Under the changes that were made, the class of 2022 – not the class of 2017 – will be the first class to face new higher graduation requirements based on the Common Core Regents exams. This means the full phase in of these new exams will occur 12 years after the standards were adopted in 2010. The Regents also passed new measures meant to change how local testing is used to inform teacher and principal evaluations. This includes eliminating local traditional standardized tests used to inform teacher evaluations for grades K-2, and capping the instructional time that can be used for local assessments used to inform teacher evaluations at one percent.
“We’ve heard the concerns expressed at the hearings and forums, and we regret that the urgency of our work, and the unevenness of implementation, have caused frustration and anxiety for some of our educators, students, and their families. This report is designed to make significant and timely changes to improve our shared goal of implementing the Common Core,” Board of Regents Chancellor Merryl H. Tisch said in a news release.

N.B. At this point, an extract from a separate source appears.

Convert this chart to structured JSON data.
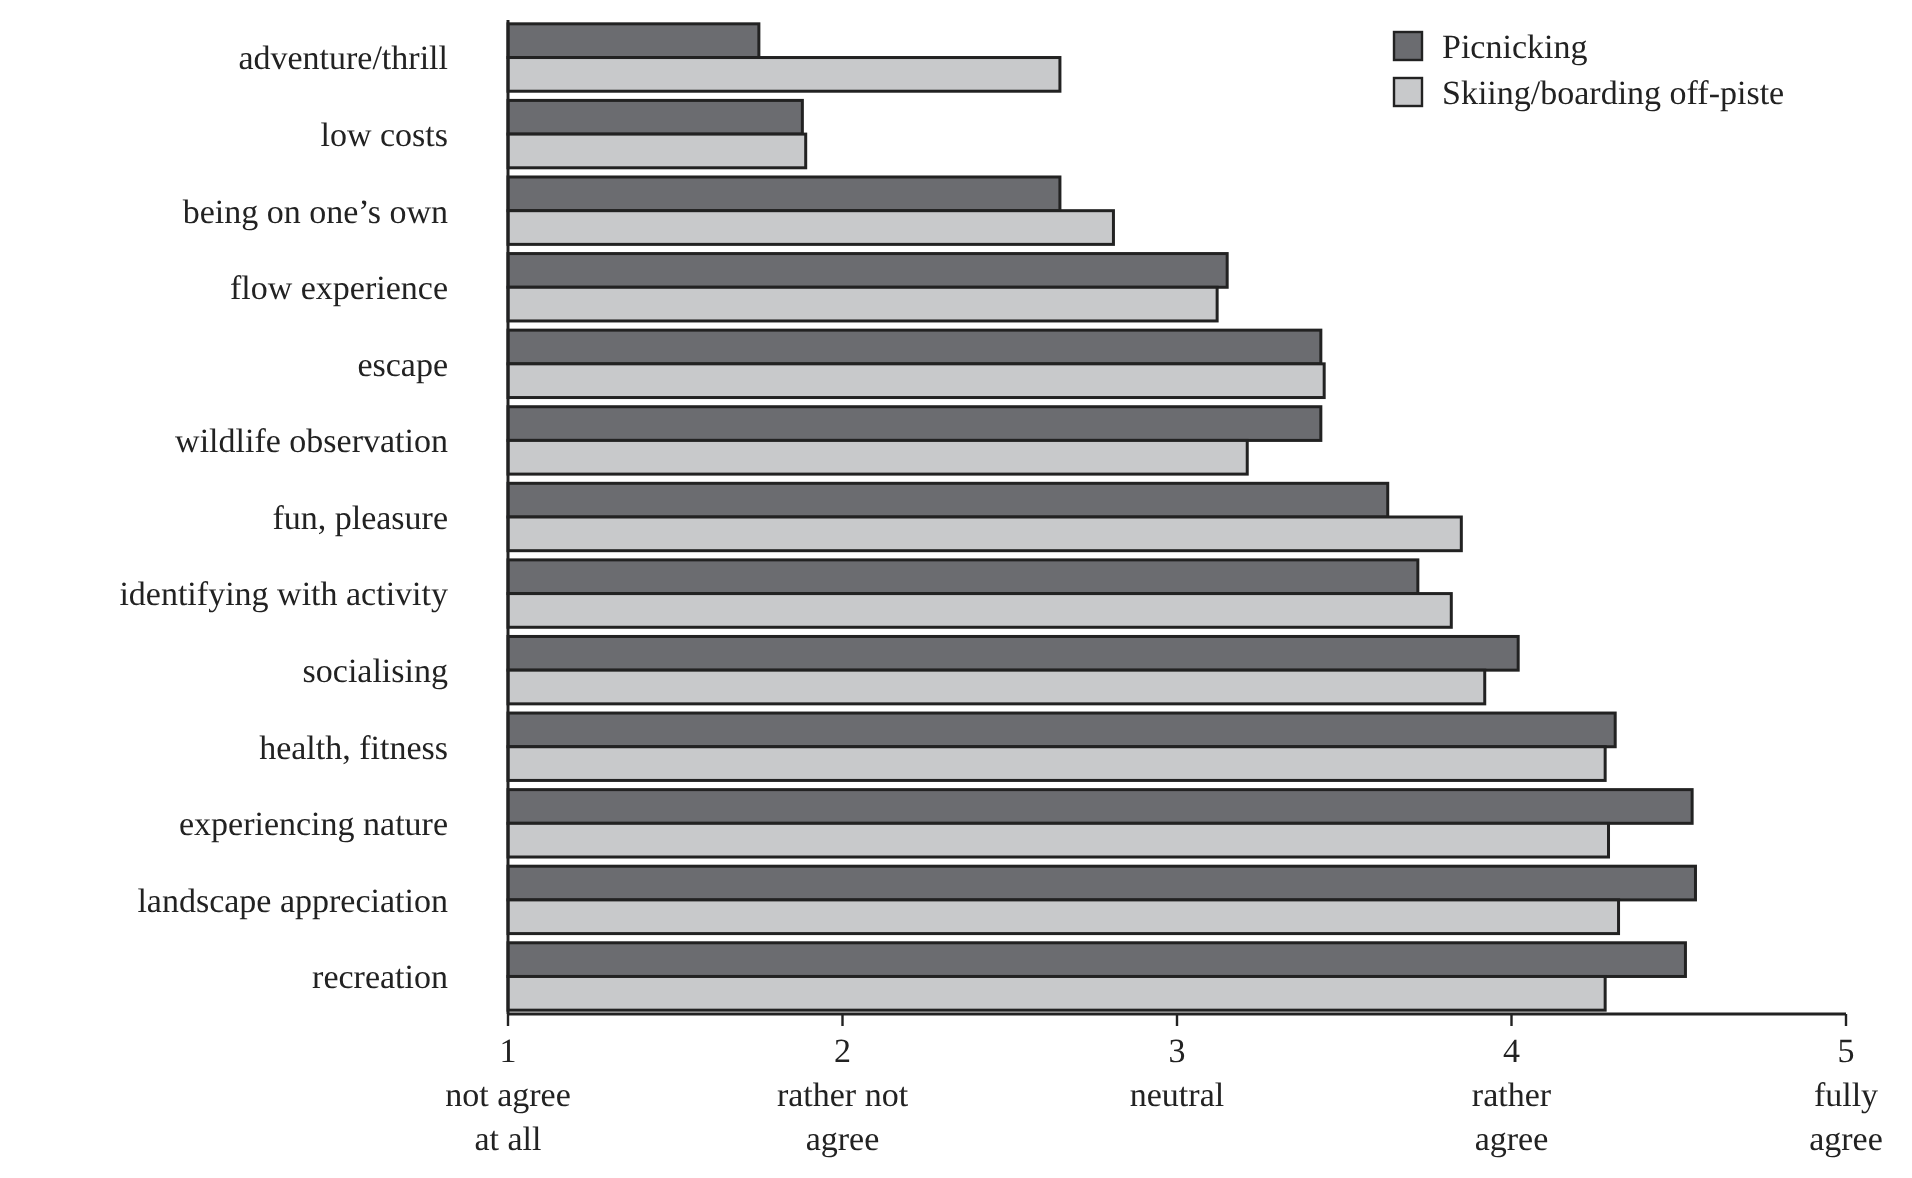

The governor issued a formal statement in response to the report. In it, he praised the Common Core, but criticized its implementation in New York.
“I have created a commission to thoroughly examine how we can address these issues. The commission has started its work and we should await their recommendations so that we can find a legislative solution this session to solve these problems,” said Cuomo.
BKW school leaders will update parents, students and teachers affected by these measures as more is learned about what they mean locally and when they might officially take effect.